Brick Ladies of NYC at Ad Hoc Gallery


Last week I was privileged enough to be invited to the "V.I.P." opening of the "Brick Ladies of NYC" show at Ad Hoc Gallery in Williamsburg. The show features legendary graffiti artist Lady Pink and verging on legendary street artist Aiko, formerly of the artist collective Faile. The show is a conversation between the two artists. Lady Pink's graffiti style paintings on canvas are hung on the left hand side of the gallery and Aiko's paintings, prints and a vitrine of jewelry and the bunny toy she recently designed for Kid Robot, on the right. Joining the two is the back wall of the gallery which is a collaborative work between the two artists. The wall is dominated by different shades of pink which, on first look, seem to be simply nebulous rose clouds. Upon closer inspection figures painted by pink and stenciled by Aiko reveal themselves in the blobs. Both artists deal with the female figure. A friend joked that if "the artists were straight men you would be mad." Lady Pink's paintings show women, often made up of bricks and forming the city, and the brick women depicted in the the canvasses become the walls Lady Pink paints. Aiko's women recall classic pin-up girls with butterflies and bunnies playfully stenciled, painted and screen printed in strategic locations. As such, her work questions the ways women become commodities in a marketplace, promoting and selling with their suggestive sexuality.
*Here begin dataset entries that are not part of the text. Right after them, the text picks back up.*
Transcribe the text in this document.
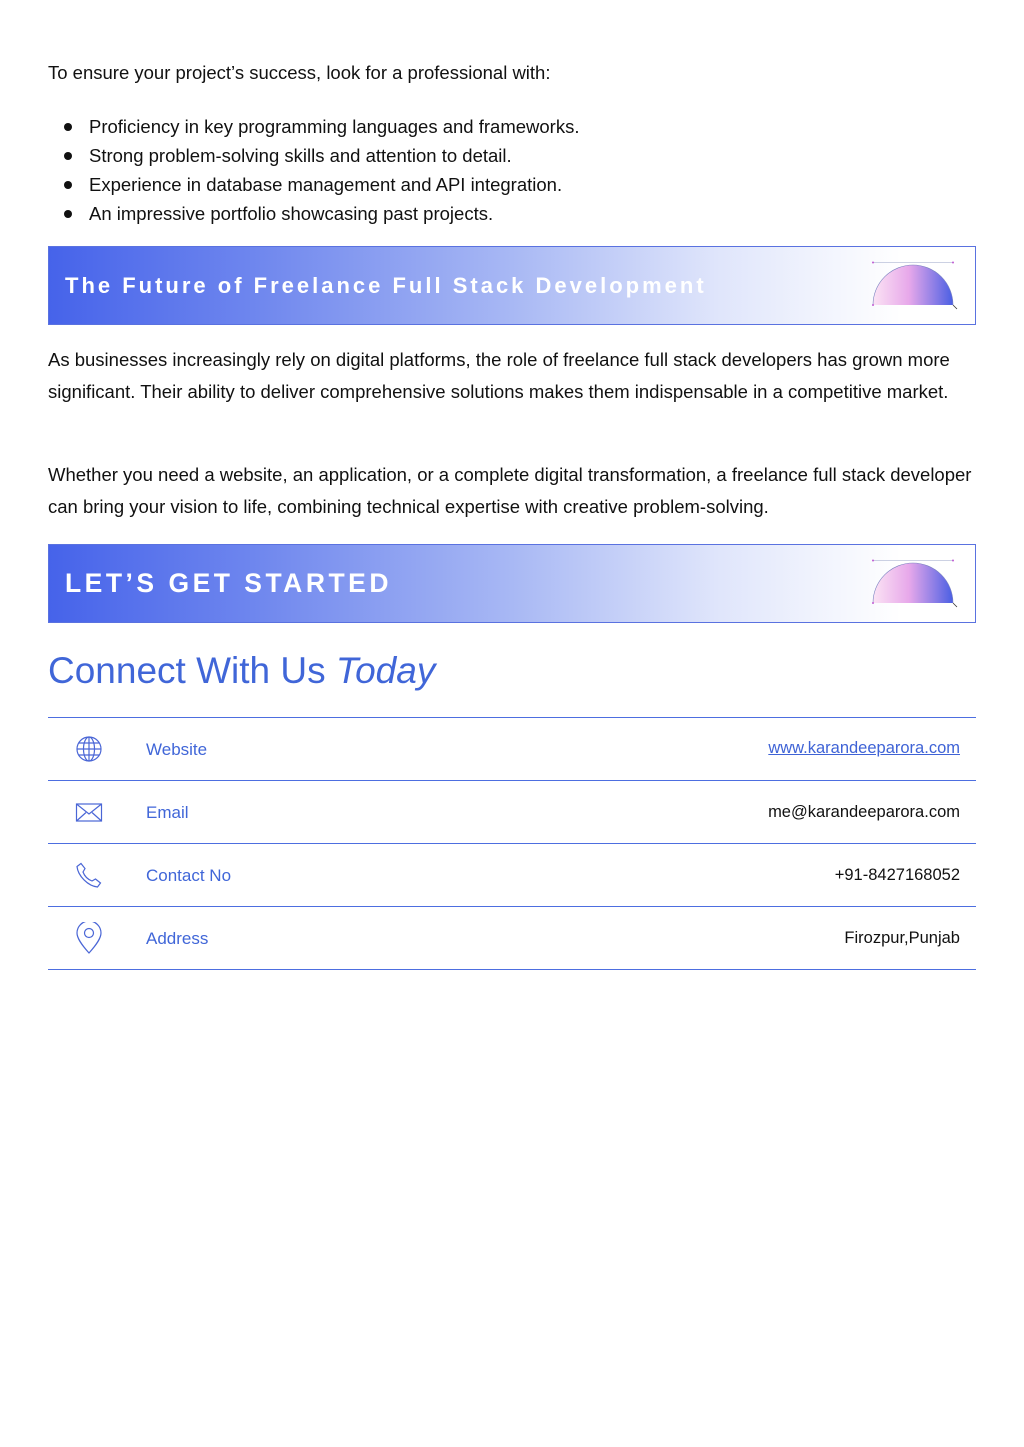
To ensure your project’s success, look for a professional with:

Proficiency in key programming languages and frameworks.
Strong problem-solving skills and attention to detail.
Experience in database management and API integration.
An impressive portfolio showcasing past projects.
The Future of Freelance Full Stack Development

As businesses increasingly rely on digital platforms, the role of freelance full stack developers has grown more significant. Their ability to deliver comprehensive solutions makes them indispensable in a competitive market.

Whether you need a website, an application, or a complete digital transformation, a freelance full stack developer can bring your vision to life, combining technical expertise with creative problem-solving.

LET’S GET STARTED
Connect With Us Today
Website	www.karandeeparora.com
Email	me@karandeeparora.com
Contact No	+91-8427168052
Address	Firozpur,Punjab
The cross gallery dialogue is also carried out between the two artists' styles. Lady Pink's paintings are slick, the paint heavy, glossy and vibrantly colored, and it is easy to imagine her earlier work adorning city walls and subway cars, though it is just as easily adapted to the canvas. Aiko's work is frantically (but carefully) layered, prints and stencils carefully placed, paint drips exuberantly controlled. You can imagine the pieces being wheat pasted on a conspicuous doorway near you. Ad Hoc owner Andrew Michael Ford, an exuberant supporter of Lady Pink and Aiko's work, calls this work the "new contemporary" and I certainly hope that we see more work as dedicated and strikingly executed (and fun!) as this. The show is up until April 20th.